Description of problem:
After postgresql pods crash, they are unable to automatically re-start correctly and need to be manually restored from backup. This makes postgresql unsupportable for production operations.
This was first noticed by customer about 2 months ago and is not happening with any other database pods (mysql or mariadb.) Whilst *some* of the postgresql pods recover *some* of the time, there is always a percentage that experiences data corruption in the userdata directory and therefore fail to recover automatically. The first time this happened, the postgres image was upgraded to latest, but this is still happening with the latest version ().
From troubleshooting with the customer and looking at the logs we suspect this could be due to the pod scaling back up before the previous one has shutdown fully.
The pods are backed by persistent storage on Netapp filers (NFS).
Version-Release number of selected component (if applicable):
OpenShift 3.4 - 3.6 and postgresql 9.4, 9.5 and latest
Fairly easy to reproduce when there is activity on the database while it's being shut down.
Steps to Reproduce:
data in userdata is corrupted and database needs to be manually restored from backup
Data in userdata is not corrupted and database pod recovers correctly.
There are 2 other cases by different customers experiencing similar issues.
Submitted too soon...
Steps to Reproduce:
1. To simulate pod crash, docker kill postgresql pod container, there should ideally be some activity on the database at the time.
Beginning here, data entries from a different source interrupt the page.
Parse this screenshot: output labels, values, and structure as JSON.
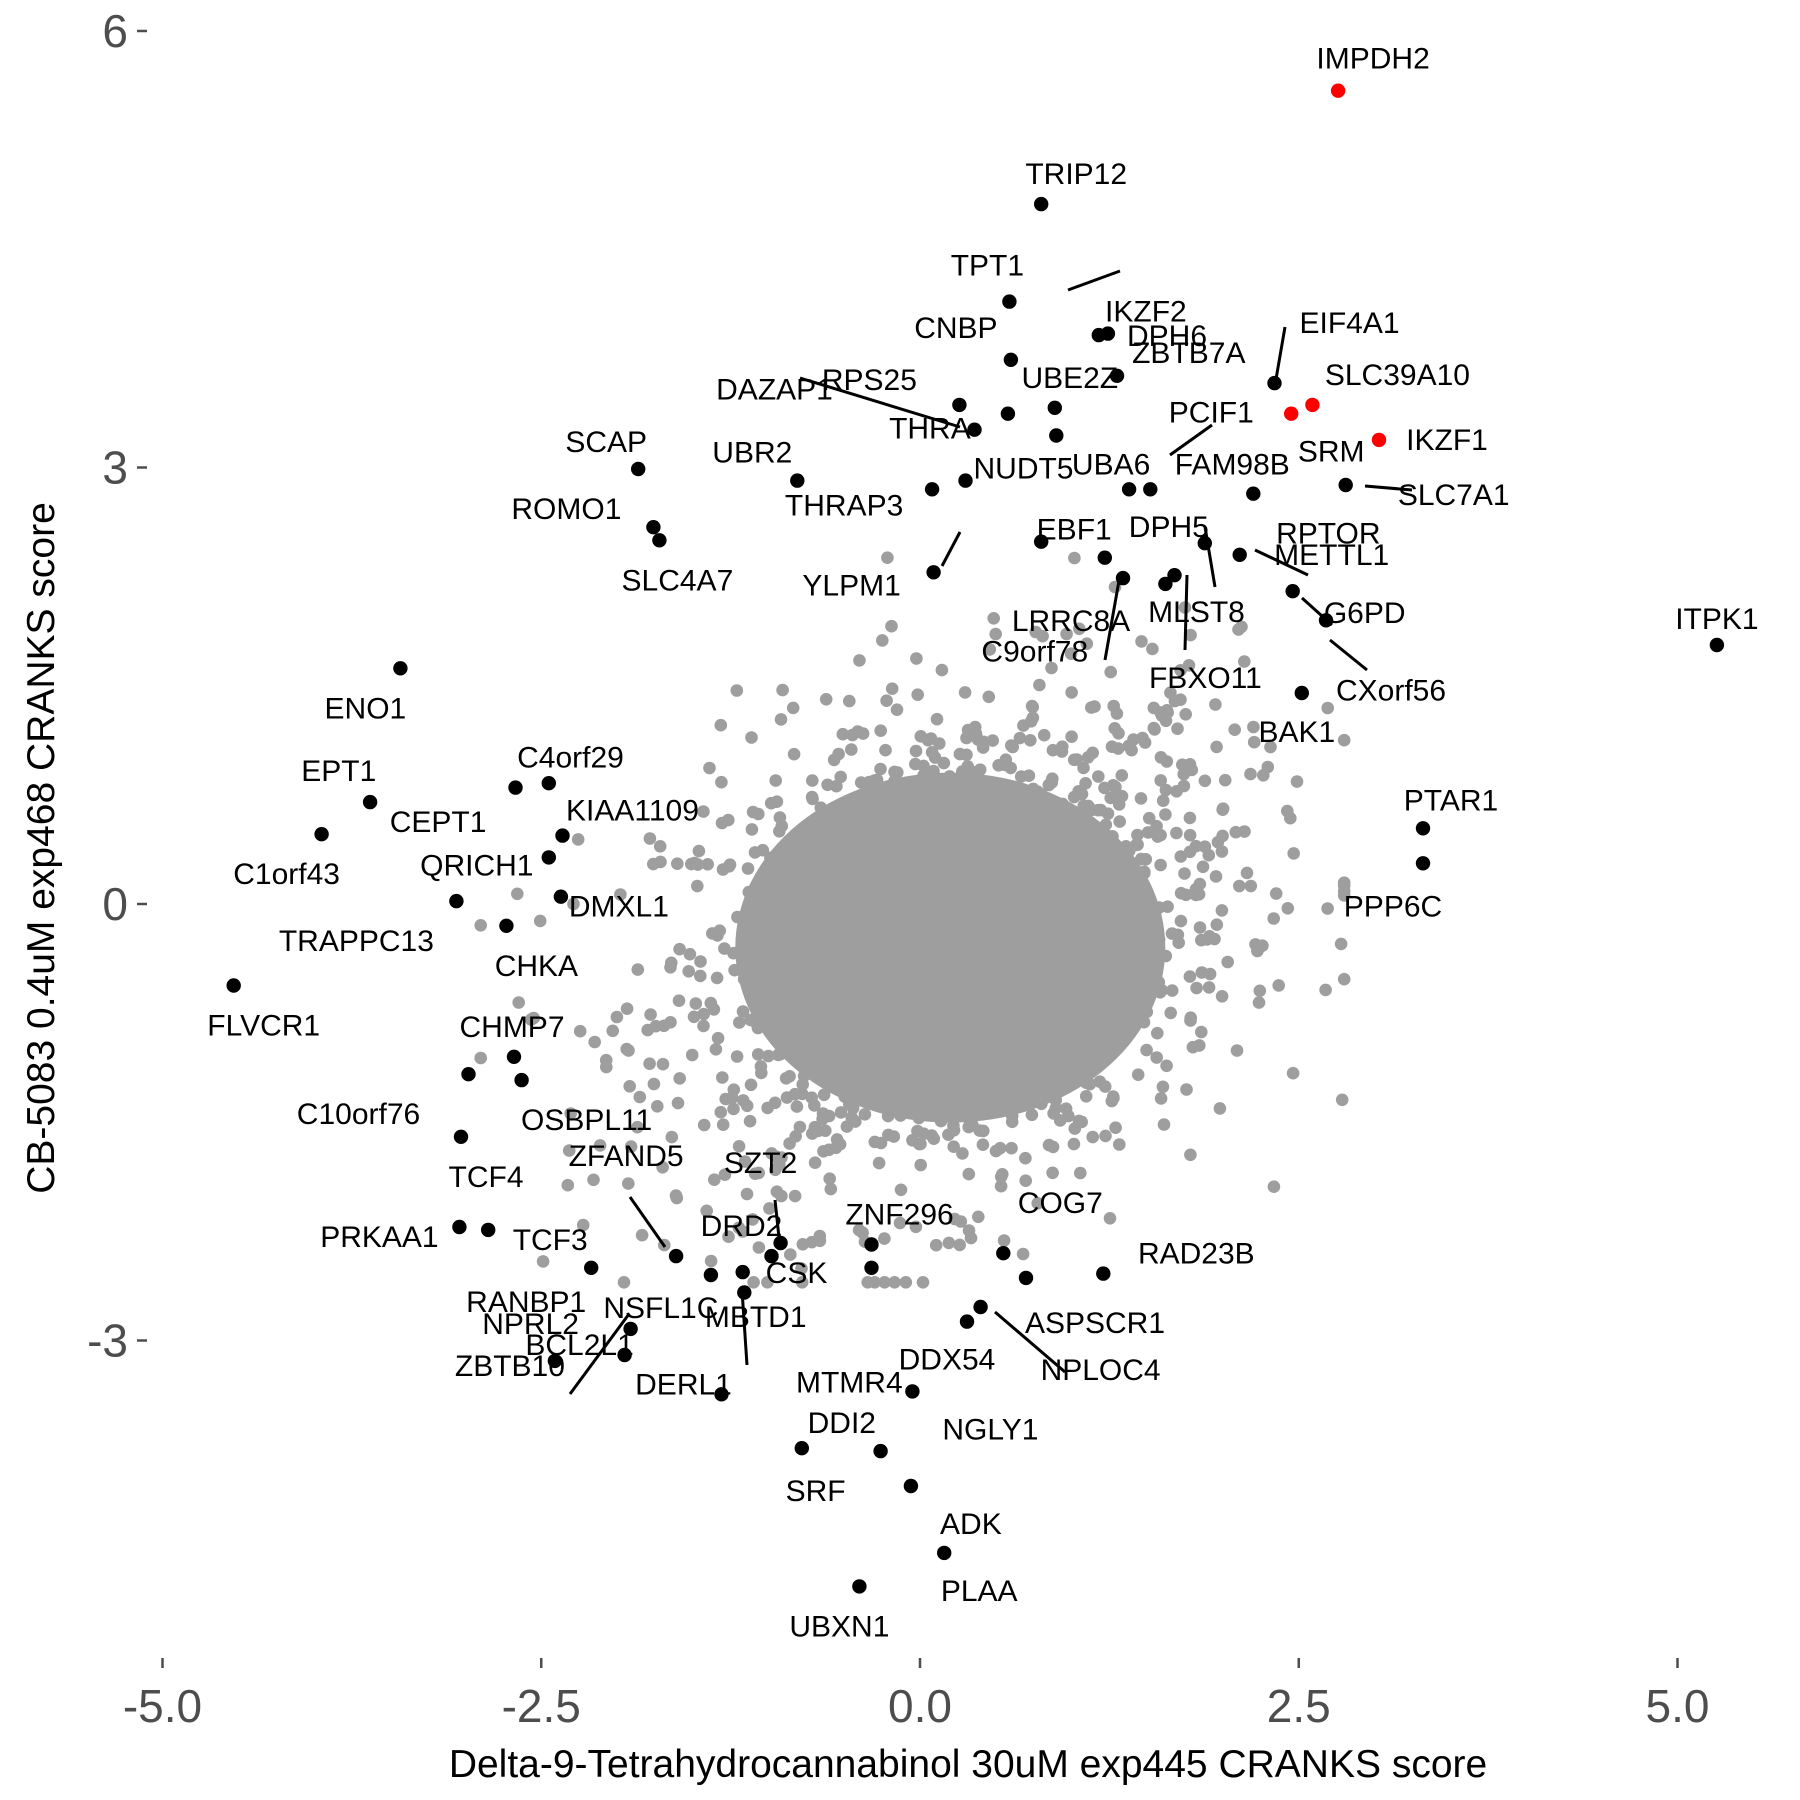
{
  "chart_data": {
    "type": "scatter",
    "title": "",
    "xlabel": "Delta-9-Tetrahydrocannabinol 30uM exp445 CRANKS score",
    "ylabel": "CB-5083 0.4uM exp468 CRANKS score",
    "xlim": [
      -5.0,
      5.3
    ],
    "ylim": [
      -5.0,
      6.0
    ],
    "x_ticks": [
      -5.0,
      -2.5,
      0.0,
      2.5,
      5.0
    ],
    "x_tick_labels": [
      "-5.0",
      "-2.5",
      "0.0",
      "2.5",
      "5.0"
    ],
    "y_ticks": [
      -3,
      0,
      3,
      6
    ],
    "y_tick_labels": [
      "-3",
      "0",
      "3",
      "6"
    ],
    "grid": false,
    "legend": "none",
    "colors": {
      "background": "#4d4d4d",
      "labeled": "#000000",
      "highlight": "#ff0000"
    },
    "background_cloud": {
      "description_count": 1600,
      "center": [
        0.2,
        -0.3
      ],
      "sd": [
        0.95,
        0.85
      ]
    },
    "series": [
      {
        "color": "#000000",
        "points": [
          {
            "label": "TRIP12",
            "x": 0.8,
            "y": 4.81
          },
          {
            "label": "TPT1",
            "x": 0.59,
            "y": 4.14
          },
          {
            "label": "IKZF2",
            "x": 1.24,
            "y": 3.92
          },
          {
            "label": "DPH6",
            "x": 1.3,
            "y": 3.63
          },
          {
            "label": "CNBP",
            "x": 0.6,
            "y": 3.74
          },
          {
            "label": "ZBTB7A",
            "x": 1.18,
            "y": 3.91
          },
          {
            "label": "EIF4A1",
            "x": 2.34,
            "y": 3.58
          },
          {
            "label": "UBE2Z",
            "x": 0.89,
            "y": 3.41
          },
          {
            "label": "DAZAP1",
            "x": 0.36,
            "y": 3.26
          },
          {
            "label": "RPS25",
            "x": 0.26,
            "y": 3.43
          },
          {
            "label": "THRA",
            "x": 0.58,
            "y": 3.37
          },
          {
            "label": "PCIF1",
            "x": 0.9,
            "y": 3.22
          },
          {
            "label": "SCAP",
            "x": -1.86,
            "y": 2.99
          },
          {
            "label": "UBR2",
            "x": -0.81,
            "y": 2.91
          },
          {
            "label": "NUDT5",
            "x": 0.3,
            "y": 2.91
          },
          {
            "label": "UBA6",
            "x": 1.38,
            "y": 2.85
          },
          {
            "label": "FAM98B",
            "x": 1.52,
            "y": 2.85
          },
          {
            "label": "SLC7A1",
            "x": 2.81,
            "y": 2.88
          },
          {
            "label": "RPTOR",
            "x": 2.2,
            "y": 2.82
          },
          {
            "label": "ROMO1",
            "x": -1.76,
            "y": 2.59
          },
          {
            "label": "SLC4A7",
            "x": -1.72,
            "y": 2.5
          },
          {
            "label": "THRAP3",
            "x": 0.08,
            "y": 2.85
          },
          {
            "label": "DPH5",
            "x": 1.88,
            "y": 2.48
          },
          {
            "label": "YLPM1",
            "x": 0.09,
            "y": 2.28
          },
          {
            "label": "EBF1",
            "x": 0.8,
            "y": 2.49
          },
          {
            "label": "METTL1",
            "x": 2.11,
            "y": 2.4
          },
          {
            "label": "LRRC8A",
            "x": 1.34,
            "y": 2.24
          },
          {
            "label": "MLST8",
            "x": 1.68,
            "y": 2.26
          },
          {
            "label": "G6PD",
            "x": 2.46,
            "y": 2.15
          },
          {
            "label": "C9orf78",
            "x": 1.22,
            "y": 2.38
          },
          {
            "label": "FBXO11",
            "x": 1.62,
            "y": 2.2
          },
          {
            "label": "CXorf56",
            "x": 2.68,
            "y": 1.95
          },
          {
            "label": "ITPK1",
            "x": 5.26,
            "y": 1.78
          },
          {
            "label": "ENO1",
            "x": -3.43,
            "y": 1.62
          },
          {
            "label": "BAK1",
            "x": 2.52,
            "y": 1.45
          },
          {
            "label": "C4orf29",
            "x": -2.67,
            "y": 0.8
          },
          {
            "label": "EPT1",
            "x": -2.45,
            "y": 0.83
          },
          {
            "label": "CEPT1",
            "x": -3.63,
            "y": 0.7
          },
          {
            "label": "KIAA1109",
            "x": -2.36,
            "y": 0.47
          },
          {
            "label": "C1orf43",
            "x": -3.95,
            "y": 0.48
          },
          {
            "label": "QRICH1",
            "x": -2.45,
            "y": 0.32
          },
          {
            "label": "PTAR1",
            "x": 3.32,
            "y": 0.52
          },
          {
            "label": "PPP6C",
            "x": 3.32,
            "y": 0.28
          },
          {
            "label": "DMXL1",
            "x": -2.37,
            "y": 0.05
          },
          {
            "label": "TRAPPC13",
            "x": -3.06,
            "y": 0.02
          },
          {
            "label": "CHKA",
            "x": -2.73,
            "y": -0.15
          },
          {
            "label": "FLVCR1",
            "x": -4.53,
            "y": -0.56
          },
          {
            "label": "CHMP7",
            "x": -2.68,
            "y": -1.05
          },
          {
            "label": "C10orf76",
            "x": -2.98,
            "y": -1.17
          },
          {
            "label": "OSBPL11",
            "x": -2.63,
            "y": -1.21
          },
          {
            "label": "TCF4",
            "x": -3.03,
            "y": -1.6
          },
          {
            "label": "PRKAA1",
            "x": -3.04,
            "y": -2.22
          },
          {
            "label": "TCF3",
            "x": -2.85,
            "y": -2.24
          },
          {
            "label": "ZFAND5",
            "x": -1.61,
            "y": -2.42
          },
          {
            "label": "SZT2",
            "x": -0.92,
            "y": -2.33
          },
          {
            "label": "DRD2",
            "x": -0.98,
            "y": -2.42
          },
          {
            "label": "ZNF296",
            "x": -0.32,
            "y": -2.34
          },
          {
            "label": "COG7",
            "x": 0.55,
            "y": -2.4
          },
          {
            "label": "RANBP1",
            "x": -2.17,
            "y": -2.5
          },
          {
            "label": "NSFL1C",
            "x": -1.38,
            "y": -2.55
          },
          {
            "label": "MBTD1",
            "x": -1.17,
            "y": -2.53
          },
          {
            "label": "RAD23B",
            "x": 1.21,
            "y": -2.54
          },
          {
            "label": "ASPSCR1",
            "x": 0.7,
            "y": -2.57
          },
          {
            "label": "MTMR4",
            "x": -1.16,
            "y": -2.67
          },
          {
            "label": "CSK",
            "x": -0.32,
            "y": -2.5
          },
          {
            "label": "NPLOC4",
            "x": 0.4,
            "y": -2.77
          },
          {
            "label": "DDX54",
            "x": 0.31,
            "y": -2.87
          },
          {
            "label": "NPRL2",
            "x": -1.91,
            "y": -2.92
          },
          {
            "label": "ZBTB10",
            "x": -2.41,
            "y": -3.14
          },
          {
            "label": "BCL2L1",
            "x": -1.95,
            "y": -3.1
          },
          {
            "label": "DERL1",
            "x": -1.31,
            "y": -3.37
          },
          {
            "label": "NGLY1",
            "x": -0.05,
            "y": -3.35
          },
          {
            "label": "DDI2",
            "x": -0.78,
            "y": -3.74
          },
          {
            "label": "SRF",
            "x": -0.26,
            "y": -3.76
          },
          {
            "label": "ADK",
            "x": -0.06,
            "y": -4.0
          },
          {
            "label": "PLAA",
            "x": 0.16,
            "y": -4.46
          },
          {
            "label": "UBXN1",
            "x": -0.4,
            "y": -4.69
          }
        ]
      },
      {
        "color": "#ff0000",
        "points": [
          {
            "label": "IMPDH2",
            "x": 2.76,
            "y": 5.59
          },
          {
            "label": "SLC39A10",
            "x": 2.59,
            "y": 3.43
          },
          {
            "label": "SRM",
            "x": 2.45,
            "y": 3.37
          },
          {
            "label": "IKZF1",
            "x": 3.03,
            "y": 3.19
          }
        ]
      }
    ]
  }
}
You should see the following messages in the logs:
LOG: database system was shut down at 2018-04-07 00:57:23 UTC
LOG: invalid resource manager ID 45 at 1/47830788
LOG: invalid primary checkpoint record
LOG: invalid resource manager ID in secondary checkpoint record
PANIC: could not locate a valid checkpoint record
LOG: startup process (PID 23) was terminated by signal 6: Aborted
LOG: aborting startup due to startup process failure
Created attachment 1427086 [details]
Postgresql logs from original incident
We have seen some recovery happening after the pod was in crashloopback for a long time... without knowing what made the recovery suddently successfull.
We are wondering if the recovery is failing because the pod do not leave enough time for the recovery to finish.
So I am wondering if I could increase the timeout in case of ongoing recovery...